DUMAN: E, zaten siz onu gayet başarılı yapıyorsunuz. Ayıdan başlıyorsunuz. Halbuki biri beni ayıya benzetse memnun olurum. Çünkü ayı karada yaşayan hayvanların en zekisidir. Alet kullanabilen bir hayvandır. Hantaldır, biraz sevimsizdir ama zeki bir hayvandır. Ağzının tadını bilir.

ÖNDER: “Öküzlerin” ne gibi özellikleri vardır?

DUMAN: Öküzden önce, her erkeğin bir tosunluk dönemi vardır.
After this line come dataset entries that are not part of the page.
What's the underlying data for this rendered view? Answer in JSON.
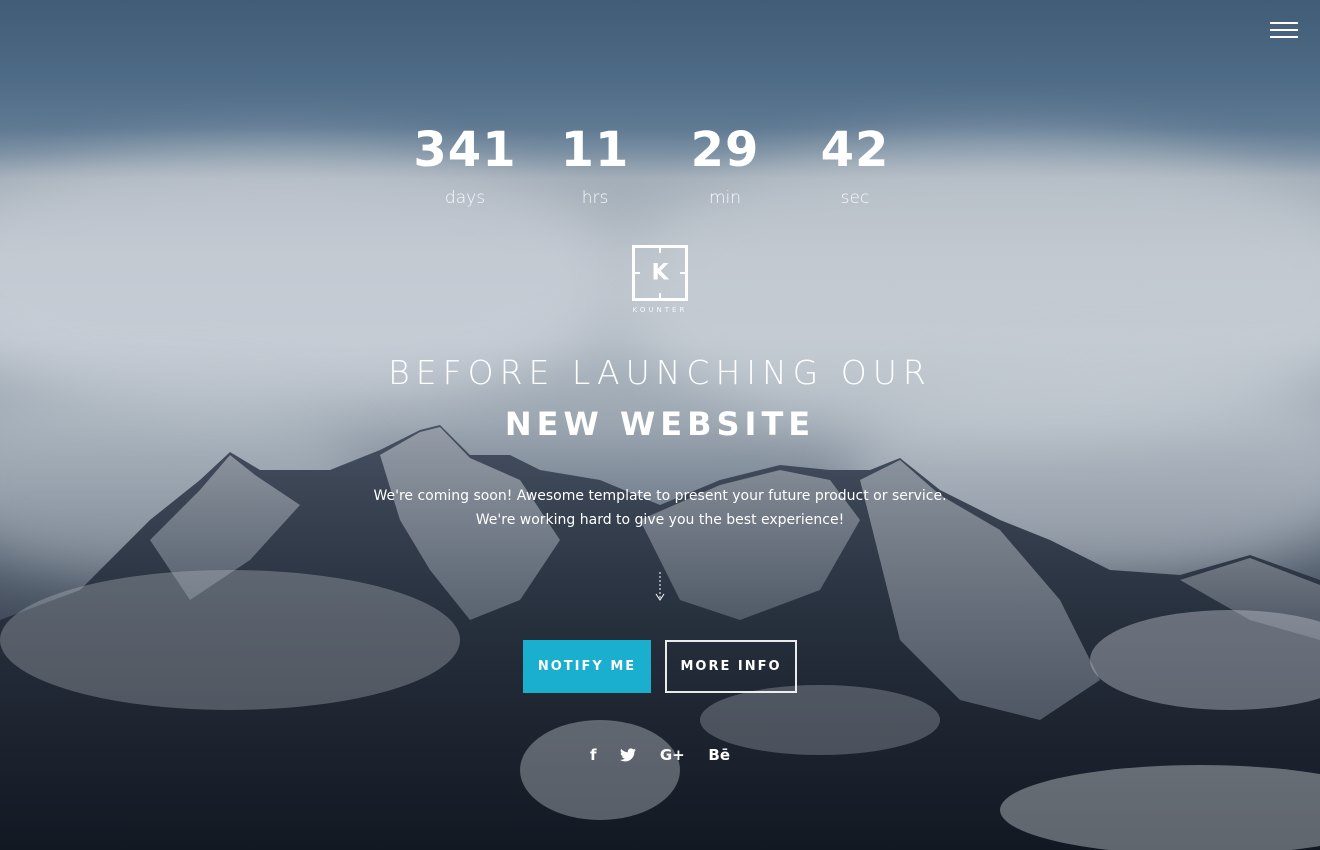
{
  "countdown": [
    {
      "value": "341",
      "label": "days"
    },
    {
      "value": "11",
      "label": "hrs"
    },
    {
      "value": "29",
      "label": "min"
    },
    {
      "value": "42",
      "label": "sec"
    }
  ],
  "logo": {
    "letter": "K",
    "text": "KOUNTER"
  },
  "headline": {
    "line1": "BEFORE LAUNCHING OUR",
    "line2": "NEW WEBSITE"
  },
  "subtitle": {
    "line1": "We're coming soon! Awesome template to present your future product or service.",
    "line2": "We're working hard to give you the best experience!"
  },
  "buttons": {
    "notify": "NOTIFY ME",
    "more_info": "MORE INFO"
  },
  "social": [
    {
      "icon": "facebook-icon",
      "glyph": "f"
    },
    {
      "icon": "twitter-icon",
      "glyph": "🐦"
    },
    {
      "icon": "google-plus-icon",
      "glyph": "G+"
    },
    {
      "icon": "behance-icon",
      "glyph": "Bē"
    }
  ],
  "colors": {
    "accent": "#1aaecf",
    "text": "#ffffff"
  },
  "icons": {
    "menu": "menu-icon",
    "scroll": "arrow-down-icon"
  }
}
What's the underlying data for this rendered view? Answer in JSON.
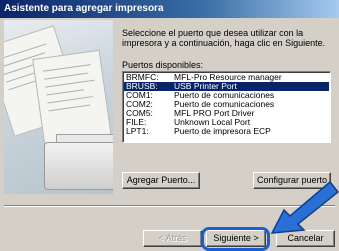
{
  "window": {
    "title": "Asistente para agregar impresora"
  },
  "instructions": "Seleccione el puerto que desea utilizar con la impresora y a continuación, haga clic en Siguiente.",
  "ports": {
    "label": "Puertos disponibles:",
    "items": [
      {
        "name": "BRMFC:",
        "desc": "MFL-Pro Resource manager",
        "selected": false
      },
      {
        "name": "BRUSB:",
        "desc": "USB Printer Port",
        "selected": true
      },
      {
        "name": "COM1:",
        "desc": "Puerto de comunicaciones",
        "selected": false
      },
      {
        "name": "COM2:",
        "desc": "Puerto de comunicaciones",
        "selected": false
      },
      {
        "name": "COM5:",
        "desc": "MFL PRO Port Driver",
        "selected": false
      },
      {
        "name": "FILE:",
        "desc": "Unknown Local Port",
        "selected": false
      },
      {
        "name": "LPT1:",
        "desc": "Puerto de impresora ECP",
        "selected": false
      }
    ]
  },
  "buttons": {
    "add_port": "Agregar Puerto...",
    "configure_port": "Configurar puerto",
    "back": "< Atrás",
    "next": "Siguiente >",
    "cancel": "Cancelar"
  },
  "colors": {
    "selection": "#0a246a",
    "highlight_ring": "#1a5fd0",
    "arrow": "#2a6fd6"
  }
}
Tosunluk, erkek sığırın üç yaşa kadar halidir. Boğanın küçüğüdür.

ÖNDER: Ne yapar bu tosunlar?

DUMAN: Artık bedeni gelişir, yetişkin bir hale gelir, cinsel arzuları uyanır. İneklere başka türlü bakmaya başlar. Tahriklenir. Neşelidir, hareketlidir. Kabadayıdır. Hiçbir şeyden çekinmez. Sonra büyür, boğa olur. Boğalık dönemi de geçer.

ÖNDER: Boğalık dönemini geçmeyelim hemen.

DUMAN: Boğa dölleyendir. 4-5 yaşından sonra sapıtır. Canı sürekli inek ister. Mal sahibine, “Bu bana karı bulmuyor” gözüyle bakar. Acısını ona buna tos atarak alır.

ÖNDER: İnsanın hangi yaşlarına tekabül eder bu?

DUMAN: 25-30’lu yaşlar. Sahibi başa çıkamaz hale geldiğinde radikal bir karar verir. Boğayı öküz yaparlar. Yani cinselliğini bitirirler. Öküz olunca, o sakinleşir. Ne verirsen yer, ne iş olsa yapar. Bu böyle ölene kadar devam eder. Eti de bir işe yaramaz, kartlaşır falan.

ERKEK KARTLAŞTIĞI VE İŞE YARAMADIĞINDA EVLENİYOR



ÖNDER: İnsanlarda?

DUMAN: İnsanlarda bu duruma geldiği zaman evlendiriyorlar erkeği.

ÖNDER: Yoksa evlendikten sonra mı öküzleşiyor bu erkekler?

DUMAN: Hayır. Evlilik töreni bu işin ritüeli. Tek eşli boğa olmaz. Tek eşli hale getirmek, insanı çifte koşmak gibidir. Çifte koştuğun zaman artık bir erkek öküzlüğünü bilir. Hayatı aynı tevekkülle kabul eder ve tek düze hayatı yaşar. Tarlaya koşmuşsan oraya gider, bostana koşmuşsan oraya gider. Yanına bağlanan öküzle geyik yapa yapa gider, gelir. O yüzden gamsızdır, duyarsızdır. Dedim ya, öküzün gamsızı kasabın bıçağını yalar.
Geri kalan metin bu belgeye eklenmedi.